Über ein finanzstarkes Weihnachtsgeschenk für seine Stadt kann sich Trebbins Bürgermeister Thomas Berger (CDU) freuen. Aus den Händen von Bundesverkehrsminister Andreas Scheuer (CSU) erhielt Vize-Bürgermeisterin Ina Schulze kurz vor dem Jahreswechsel einen Zuwendungsbescheid über 95.000 Euro für ein Forschungsprojekt zur 5G-Mobilfunktechnik.

Förderung für 67 Kommunen

Insgesamt 67 Kommunen haben für derartige Projekte Fördergeld des Ministeriums für Verkehr und digitale Infrastruktur erhalten. Von 138 eingereichten Projektideen konnte Trebbin mit dem Innovationsvorschlag „Aladin – Advanced Altitude Data Information System“ überzeugen. „Nun gilt es, eine Machbarkeitsstudie für schwierige Brandeinsätze zu erarbeiten“, erklärt Berger. Mit Hilfe von Drohnen und der 5G-Mobilfunktechnik soll ein Waldbranderkennungssystem entwickelt werden. Für die Brandbekämpfung selbst soll ein Lösch-Roboter zum Einsatz kommen.
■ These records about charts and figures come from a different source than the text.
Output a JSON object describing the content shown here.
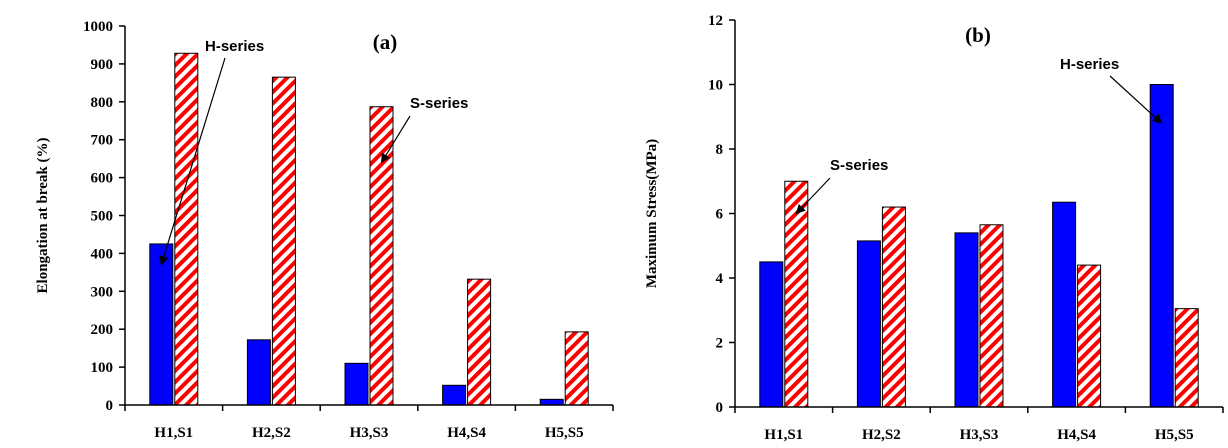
{
  "colors": {
    "h_series": "#0000ff",
    "s_series": "#ff0000",
    "axis": "#000000"
  },
  "chart_data": [
    {
      "type": "bar",
      "title": "(a)",
      "ylabel": "Elongation at break  (%)",
      "xlabel": "",
      "ylim": [
        0,
        1000
      ],
      "yticks": [
        "0",
        "100",
        "200",
        "300",
        "400",
        "500",
        "600",
        "700",
        "800",
        "900",
        "1000"
      ],
      "categories": [
        "H1,S1",
        "H2,S2",
        "H3,S3",
        "H4,S4",
        "H5,S5"
      ],
      "series": [
        {
          "values": [
            425,
            172,
            110,
            52,
            15
          ]
        },
        {
          "values": [
            928,
            865,
            787,
            332,
            193
          ]
        }
      ],
      "annotations": [
        {
          "text": "H-series",
          "series_index": 0,
          "category_index": 0,
          "target_value": 370
        },
        {
          "text": "S-series",
          "series_index": 1,
          "category_index": 2,
          "target_value": 640
        }
      ],
      "grid": false,
      "legend": "none"
    },
    {
      "type": "bar",
      "title": "(b)",
      "ylabel": "Maximum Stress(MPa)",
      "xlabel": "",
      "ylim": [
        0,
        12
      ],
      "yticks": [
        "0",
        "2",
        "4",
        "6",
        "8",
        "10",
        "12"
      ],
      "categories": [
        "H1,S1",
        "H2,S2",
        "H3,S3",
        "H4,S4",
        "H5,S5"
      ],
      "series": [
        {
          "values": [
            4.5,
            5.15,
            5.4,
            6.35,
            10.0
          ]
        },
        {
          "values": [
            7.0,
            6.2,
            5.65,
            4.4,
            3.05
          ]
        }
      ],
      "annotations": [
        {
          "text": "S-series",
          "series_index": 1,
          "category_index": 0,
          "target_value": 6.0
        },
        {
          "text": "H-series",
          "series_index": 0,
          "category_index": 4,
          "target_value": 8.8
        }
      ],
      "grid": false,
      "legend": "none"
    }
  ]
}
Als Projektpartner fungieren die Flugplatzgesellschaft Schönhagen als Tester von Drohnen, die Feuerwehr Trebbin, die Technische Hochschule Wildau, das Fraunhofer-Institut, die WFBB-Wirtschaftsförderung Brandenburg sowie zwei Privatunternehmen aus Lohne (Niedersachsen) und Welzow (Brandenburg).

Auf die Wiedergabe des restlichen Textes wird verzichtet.